2011年5月6日金曜日

トロッタ13通信(21/5月6日分)

(其の三十一)
 第十二回から、アンコール曲として『たびだち』を演奏することにした。作曲は、宮﨑文香。それまでに六回演奏された『めぐりあい』に続き、美しいメロディを創ってくれた。今回は『たびだち』の二度目で、詩は『北の町』を用いる。詩は、次に掲げるとおり、はっきりと、東日本大震災を念頭に書いた。
 挨拶文にも書いたことだが、3月11日の地震、津波、原発被害で、世間は大きく変わった。考え方が根底から覆った人もいるだろう。しかし私の考えは、それ以前から、少しずつでも世界は変わっていたのだということ。強くありたい。強くなければ、トロッタは続けられない。何もないところからトロッタを始めたのである。今も同じだ。いつでもゼロであり、そこから作り始める。
 3月11日の直後、さすがに愕然として数日を過ごした。これではいけないと、ある原稿を書き始めた。それはトロッタと同じで、他人にいわれて書くものではない。

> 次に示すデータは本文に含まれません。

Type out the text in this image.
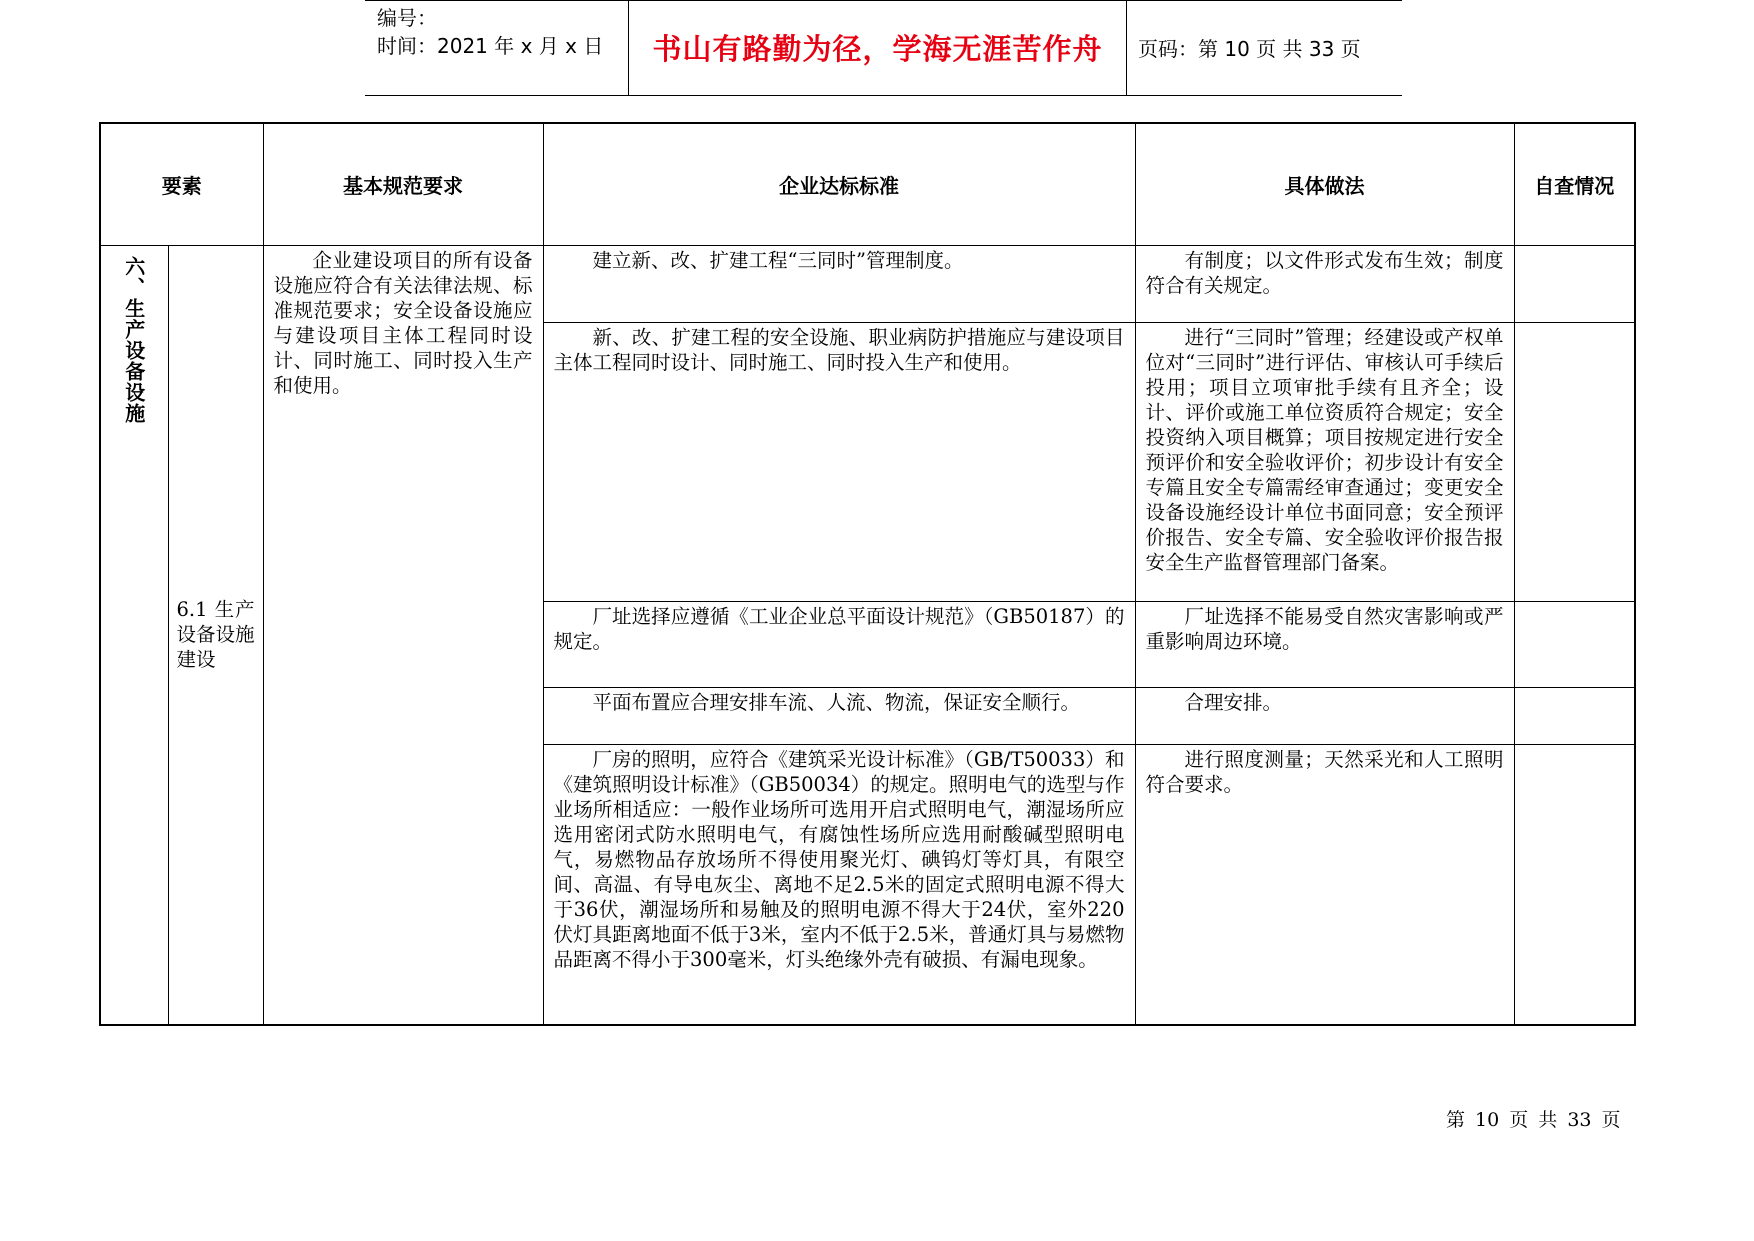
编号：
时间：2021 年 x 月 x 日 书山有路勤为径，学海无涯苦作舟 页码：第 10 页 共 33 页
要素		基本规范要求	企业达标标准	具体做法	自查情况

六、生产设备设施	6.1 生产设备设施建设	企业建设项目的所有设备设施应符合有关法律法规、标准规范要求；安全设备设施应与建设项目主体工程同时设计、同时施工、同时投入生产和使用。	建立新、改、扩建工程“三同时”管理制度。	有制度；以文件形式发布生效；制度符合有关规定。	

			新、改、扩建工程的安全设施、职业病防护措施应与建设项目主体工程同时设计、同时施工、同时投入生产和使用。	进行“三同时”管理；经建设或产权单位对“三同时”进行评估、审核认可手续后投用；项目立项审批手续有且齐全；设计、评价或施工单位资质符合规定；安全投资纳入项目概算；项目按规定进行安全预评价和安全验收评价；初步设计有安全专篇且安全专篇需经审查通过；变更安全设备设施经设计单位书面同意；安全预评价报告、安全专篇、安全验收评价报告报安全生产监督管理部门备案。	

			厂址选择应遵循《工业企业总平面设计规范》（GB50187）的规定。	厂址选择不能易受自然灾害影响或严重影响周边环境。	

			平面布置应合理安排车流、人流、物流，保证安全顺行。	合理安排。	

			厂房的照明，应符合《建筑采光设计标准》（GB/T50033）和《建筑照明设计标准》（GB50034）的规定。照明电气的选型与作业场所相适应：一般作业场所可选用开启式照明电气，潮湿场所应选用密闭式防水照明电气，有腐蚀性场所应选用耐酸碱型照明电气，易燃物品存放场所不得使用聚光灯、碘钨灯等灯具，有限空间、高温、有导电灰尘、离地不足2.5米的固定式照明电源不得大于36伏，潮湿场所和易触及的照明电源不得大于24伏，室外220伏灯具距离地面不低于3米，室内不低于2.5米，普通灯具与易燃物品距离不得小于300毫米，灯头绝缘外壳有破损、有漏电现象。	进行照度测量；天然采光和人工照明符合要求。	

第 10 页 共 33 页
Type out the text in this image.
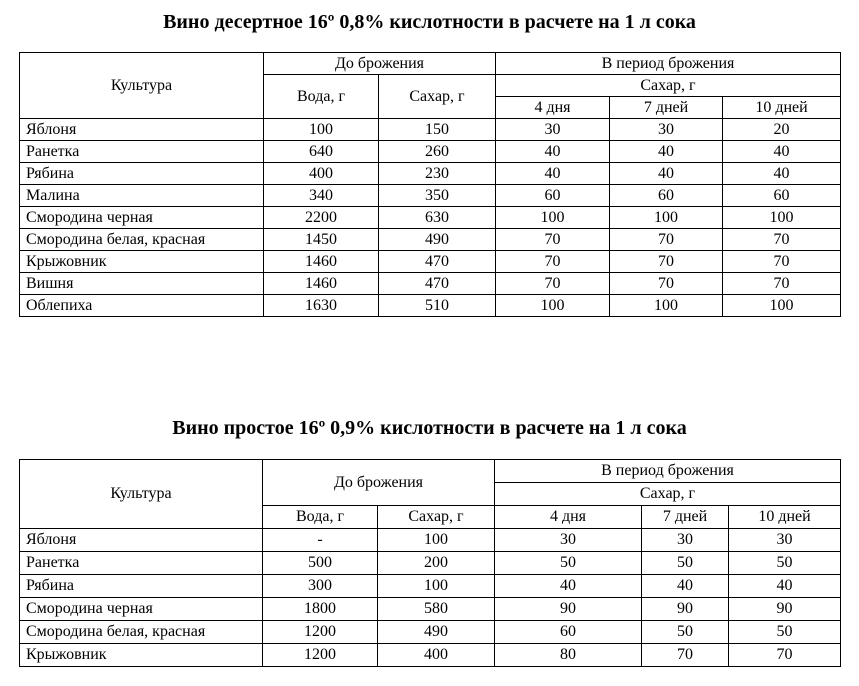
Вино десертное 16º 0,8% кислотности в расчете на 1 л сока
Культура	До брожения		В период брожения		
	Вода, г	Сахар, г	Сахар, г		
			4 дня	7 дней	10 дней
Яблоня	100	150	30	30	20
Ранетка	640	260	40	40	40
Рябина	400	230	40	40	40
Малина	340	350	60	60	60
Смородина черная	2200	630	100	100	100
Смородина белая, красная	1450	490	70	70	70
Крыжовник	1460	470	70	70	70
Вишня	1460	470	70	70	70
Облепиха	1630	510	100	100	100
Вино простое 16º 0,9% кислотности в расчете на 1 л сока
Культура	До брожения		В период брожения		
			Сахар, г		
	Вода, г	Сахар, г	4 дня	7 дней	10 дней
Яблоня	-	100	30	30	30
Ранетка	500	200	50	50	50
Рябина	300	100	40	40	40
Смородина черная	1800	580	90	90	90
Смородина белая, красная	1200	490	60	50	50
Крыжовник	1200	400	80	70	70
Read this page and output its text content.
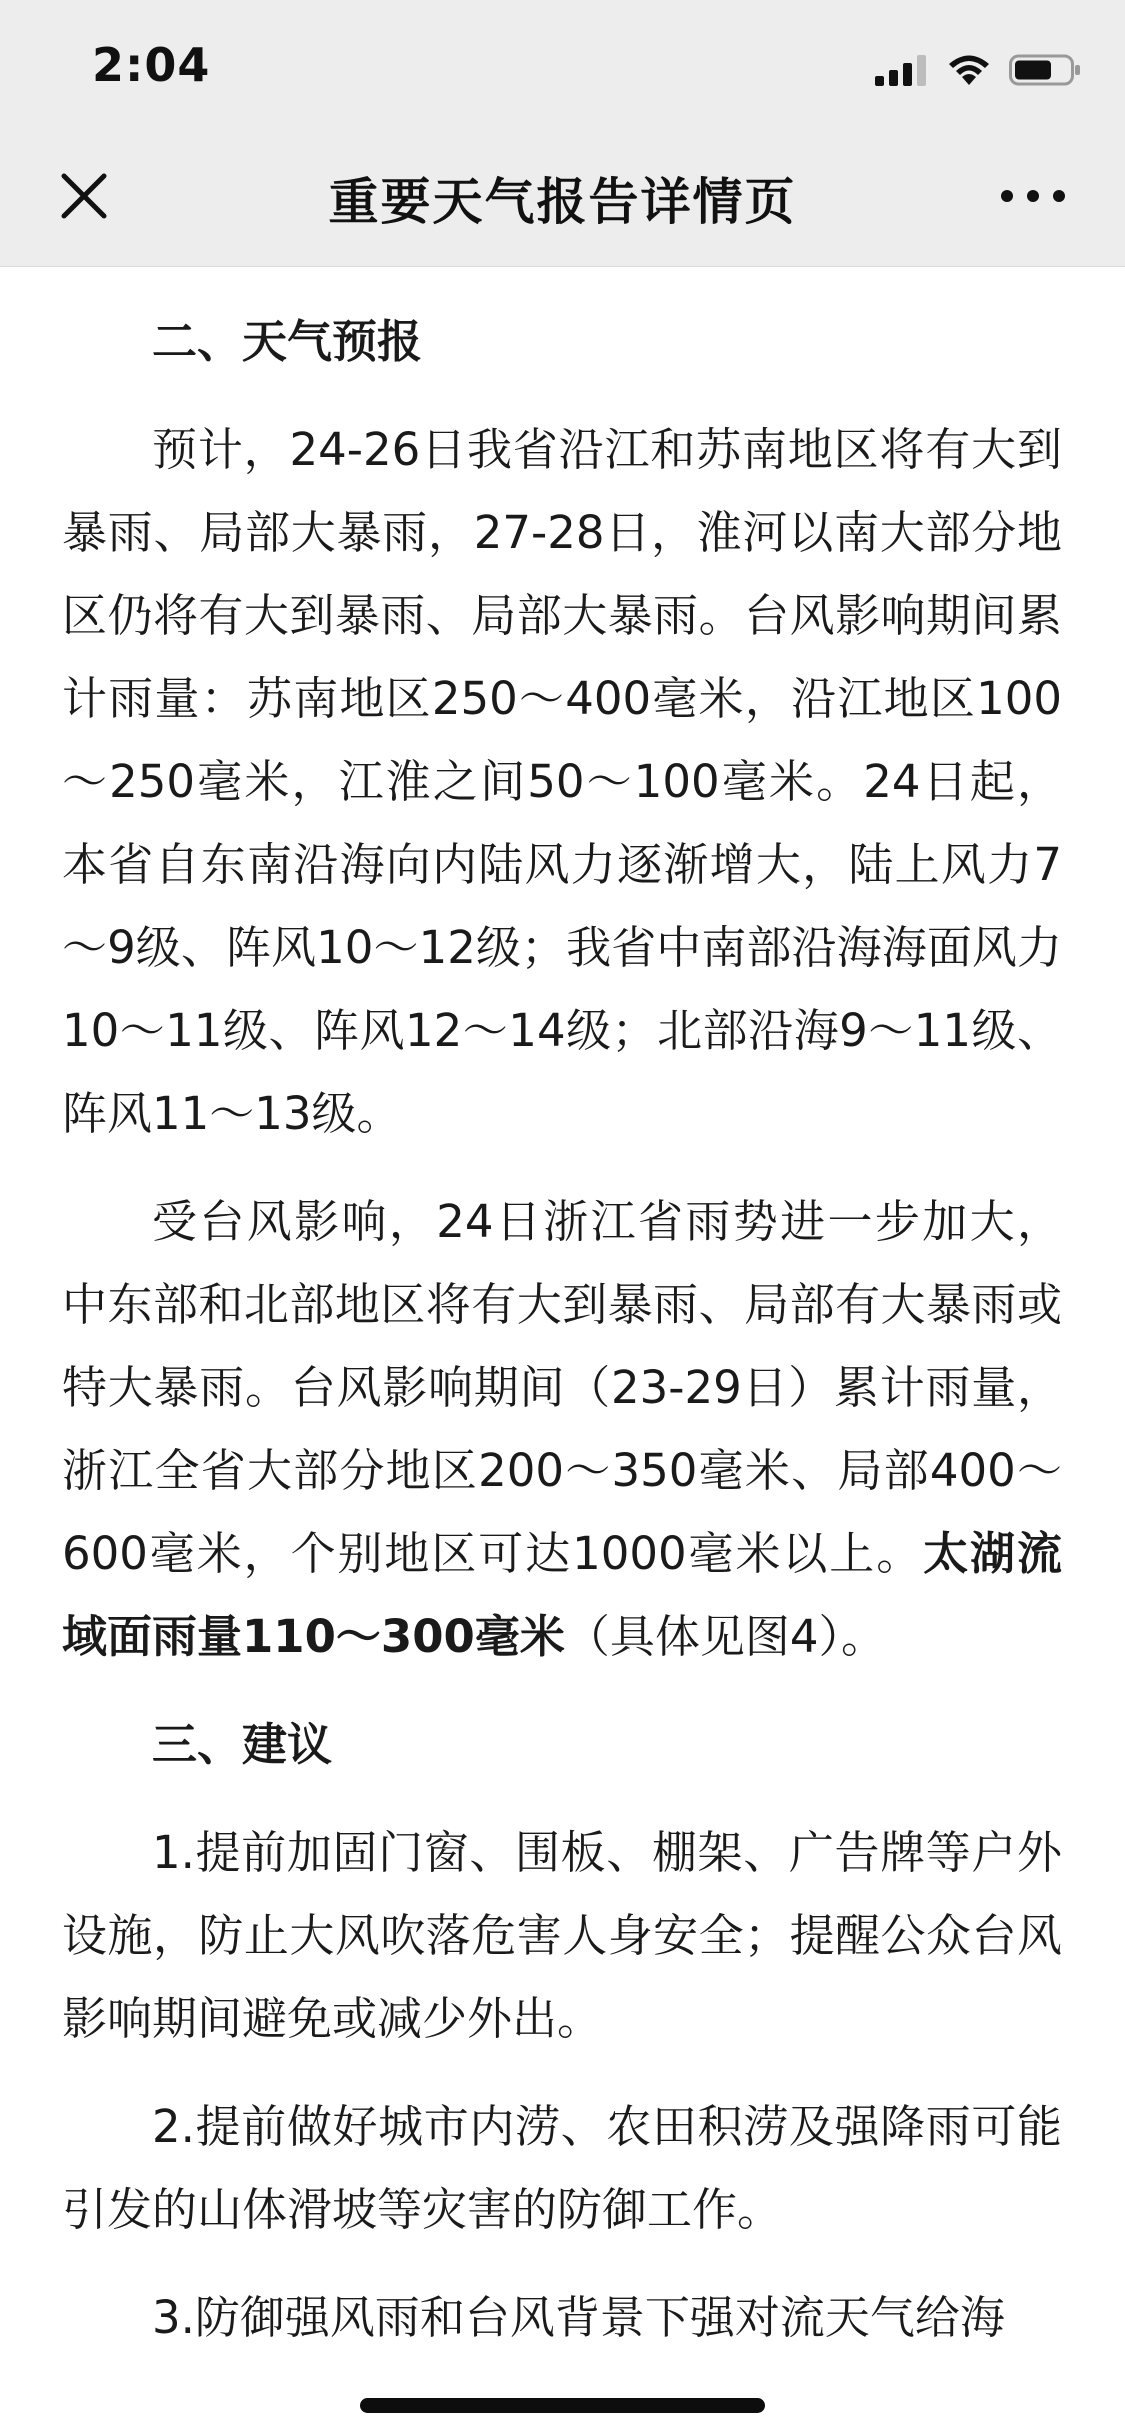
2:04
重要天气报告详情页

二、天气预报

预计，24-26日我省沿江和苏南地区将有大到暴雨、局部大暴雨，27-28日，淮河以南大部分地区仍将有大到暴雨、局部大暴雨。台风影响期间累计雨量：苏南地区250～400毫米，沿江地区100～250毫米，江淮之间50～100毫米。24日起，本省自东南沿海向内陆风力逐渐增大，陆上风力7～9级、阵风10～12级；我省中南部沿海海面风力10～11级、阵风12～14级；北部沿海9～11级、阵风11～13级。

受台风影响，24日浙江省雨势进一步加大，中东部和北部地区将有大到暴雨、局部有大暴雨或特大暴雨。台风影响期间（23-29日）累计雨量，浙江全省大部分地区200～350毫米、局部400～600毫米，个别地区可达1000毫米以上。太湖流域面雨量110～300毫米（具体见图4）。

三、建议

1.提前加固门窗、围板、棚架、广告牌等户外设施，防止大风吹落危害人身安全；提醒公众台风影响期间避免或减少外出。

2.提前做好城市内涝、农田积涝及强降雨可能引发的山体滑坡等灾害的防御工作。

3.防御强风雨和台风背景下强对流天气给海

私自身の意志で書こうとし、一冊分は書いたが本にならずにある、同じテーマの別原稿だ。書き手は、書くことで、生きる。演奏家は、演奏することで、生きるだろう。作曲家は、作曲することで生きる。誰もがそうして生きている。地震の直後、大停電なども噂され、トロッタは開催できるかと不安だった。事実、多くの演奏会が中止になっている。そんな馬鹿な、と正直に思った。生きる場が失われるではないか。私の書く仕事も、大幅に減った。現実に、生きるための手段がなくなってゆく。(電車に乗って、車内広告がほとんどなくなっているのを見て、ぞっとした。企業が広告を出さないということは、私が書く、広告関係の原稿仕事もなくなるということなのだ)
 そうした現実に、何としても立ち向わなければならない。その思いで書いたのが、「たびだち・北の町」だった。地震から一か月が経とうとする、4月8日に書いている。

(其の三十二)
たびだち・北の町(歌唱版)

星が見たもの
それは人
遠い町で
泣いてた
星が見たもの
それは人
遠い町で
泣いていた

消えた町
流れた町
何もかもなくした
思い出も

声もない
悲しみに
眠れない
とき過ごす
面影を追いながら

星が見たもの
それは人
時が経ち時が過ぎ
耳をすませて
星は聴く
歌ってる小さな声で
取り戻す歌声と
微笑みと優しさと
声を合わせて歌う時
灯はともる
北の町に

 ここに掲げたのは、歌唱版とあるとおり、編作をした田中修一によって、歌うために改められた詩である。お客様と、思いをこめて歌いたい。第十三回を収めるために。第十四回に続くために。
 宮﨑文香は、『たびだち』ではない別の曲を、出品予定であった。私の詩はいくつか渡してあり、彼女もそれを受け取り、編成を考えるなどして、作曲を励みにしていた。しかし、いろいろな理由で無理となった。作曲家は、作曲することで生きる。宮﨑には、尺八奏者としての顔がある。知り合った当初は長崎にいたが、今は東京にいて、音楽の道を生きている。第十四回には、新曲を出品したいという。私も聴きたい。。